1. Prefer apS for Independent Operations

// SLOW: 3 sequential API calls
pipe(
  TE.Do,
  TE.bind('a', () => fetchA()), // 100ms
  TE.bind('b', () => fetchB()), // 100ms
  TE.bind('c', () => fetchC())  // 100ms
) // Total: 300ms

// FAST: 3 parallel API calls
pipe(
  TE.Do,
  TE.apS('a', fetchA()), // 100ms
  TE.apS('b', fetchB()), // 100ms (parallel)
  TE.apS('c', fetchC())  // 100ms (parallel)
) // Total: ~100ms

2. Use let for Pure Computations

// WRONG: Using bind for pure computation
TE.bind('total', ({ items }) => TE.right(items.reduce((s, i) => s + i.price, 0)))

// RIGHT: Using let for pure computation
TE.let('total', ({ items }) => items.reduce((s, i) => s + i.price, 0))

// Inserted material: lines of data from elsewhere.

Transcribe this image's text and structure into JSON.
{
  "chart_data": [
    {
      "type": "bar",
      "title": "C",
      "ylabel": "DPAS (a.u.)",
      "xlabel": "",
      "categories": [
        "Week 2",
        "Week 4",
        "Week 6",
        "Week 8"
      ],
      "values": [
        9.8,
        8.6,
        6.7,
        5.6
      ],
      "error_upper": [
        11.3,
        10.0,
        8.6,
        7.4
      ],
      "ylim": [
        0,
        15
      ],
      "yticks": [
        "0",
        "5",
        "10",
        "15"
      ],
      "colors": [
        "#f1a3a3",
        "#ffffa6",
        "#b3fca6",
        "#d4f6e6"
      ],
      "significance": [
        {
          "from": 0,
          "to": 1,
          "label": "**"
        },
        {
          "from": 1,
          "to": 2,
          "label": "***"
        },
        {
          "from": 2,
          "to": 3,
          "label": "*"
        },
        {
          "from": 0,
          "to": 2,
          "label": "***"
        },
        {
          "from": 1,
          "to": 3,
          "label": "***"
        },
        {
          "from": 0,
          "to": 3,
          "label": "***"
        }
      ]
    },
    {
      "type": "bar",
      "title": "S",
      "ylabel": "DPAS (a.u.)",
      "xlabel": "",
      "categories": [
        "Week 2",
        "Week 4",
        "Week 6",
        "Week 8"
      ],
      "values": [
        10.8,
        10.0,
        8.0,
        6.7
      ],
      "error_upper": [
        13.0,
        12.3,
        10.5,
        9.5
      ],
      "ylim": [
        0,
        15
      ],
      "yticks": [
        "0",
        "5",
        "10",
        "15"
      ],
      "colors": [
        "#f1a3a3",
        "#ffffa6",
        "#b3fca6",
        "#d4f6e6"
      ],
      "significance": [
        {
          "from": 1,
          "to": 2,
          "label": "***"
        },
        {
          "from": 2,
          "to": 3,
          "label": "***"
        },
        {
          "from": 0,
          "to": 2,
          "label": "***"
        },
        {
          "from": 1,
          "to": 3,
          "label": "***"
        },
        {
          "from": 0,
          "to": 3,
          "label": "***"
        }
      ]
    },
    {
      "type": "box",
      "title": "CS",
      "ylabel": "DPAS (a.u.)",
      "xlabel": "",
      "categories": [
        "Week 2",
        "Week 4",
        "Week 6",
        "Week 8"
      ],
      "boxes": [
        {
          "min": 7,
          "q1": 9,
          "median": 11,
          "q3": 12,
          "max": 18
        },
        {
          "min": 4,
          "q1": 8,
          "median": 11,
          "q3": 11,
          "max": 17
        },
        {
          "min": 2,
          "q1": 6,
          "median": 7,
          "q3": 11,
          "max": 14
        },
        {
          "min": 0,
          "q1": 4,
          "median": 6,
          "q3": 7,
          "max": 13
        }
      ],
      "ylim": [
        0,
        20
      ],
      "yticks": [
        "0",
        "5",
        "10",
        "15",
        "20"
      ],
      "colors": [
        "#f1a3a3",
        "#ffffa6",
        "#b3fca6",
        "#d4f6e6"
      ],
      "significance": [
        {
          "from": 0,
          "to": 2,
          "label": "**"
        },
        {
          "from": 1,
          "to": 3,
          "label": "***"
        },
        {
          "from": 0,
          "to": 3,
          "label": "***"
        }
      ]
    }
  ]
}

3. Batch Database Operations

// SLOW: N+1 queries
pipe(
  TE.Do,
  TE.bind('orders', () => fetchOrders(userId)),
  TE.bind('products', ({ orders }) =>
    pipe(
      orders,
      A.map((o) => fetchProduct(o.productId)), // N queries!
      TE.sequenceArray
    )
  )
)

// FAST: Batch query
pipe(
  TE.Do,
  TE.bind('orders', () => fetchOrders(userId)),
  TE.bind('products', ({ orders }) =>
    fetchProductsByIds(orders.map((o) => o.productId)) // 1 query
  )
)

4. Avoid Rebuilding Context

// INEFFICIENT: Rebuilding large context
pipe(
  TE.Do,
  TE.bind('hugeData', () => fetchHugeData()),
  TE.map(({ hugeData }) => ({ hugeData, processed: true })), // Copies hugeData
  TE.bind('more', () => fetchMore()) // hugeData still in context
)

// BETTER: Extract what you need early
pipe(
  TE.Do,
  TE.bind('hugeData', () => fetchHugeData()),
  TE.let('summary', ({ hugeData }) => summarize(hugeData)), // Extract summary
  TE.map(({ summary }) => summary) // Drop hugeData from context
)

Summary

Do notation transforms deeply nested callback chains into flat, readable pipelines:

Function Purpose When to Use
Do Start empty context Beginning of chain
bindTo Start with value When you have initial value
bind Sequential operation Depends on previous values
apS Parallel operation Independent of other values
let Pure computation Derive values synchronously
chainFirst Side effect Fire-and-forget operations

Key principles:
1. Use bind for dependencies, apS for independence
2. Use let for pure computations, never bind with TE.right
3. Keep the context lean - don't accumulate unnecessary data
4. Combine with sequenceArray/traverseArray for collections
5. Use chainFirst for side effects that shouldn't affect the result

Do notation is the key to writing maintainable fp-ts code. Master it, and functional programming becomes as readable as imperative code while retaining all its benefits.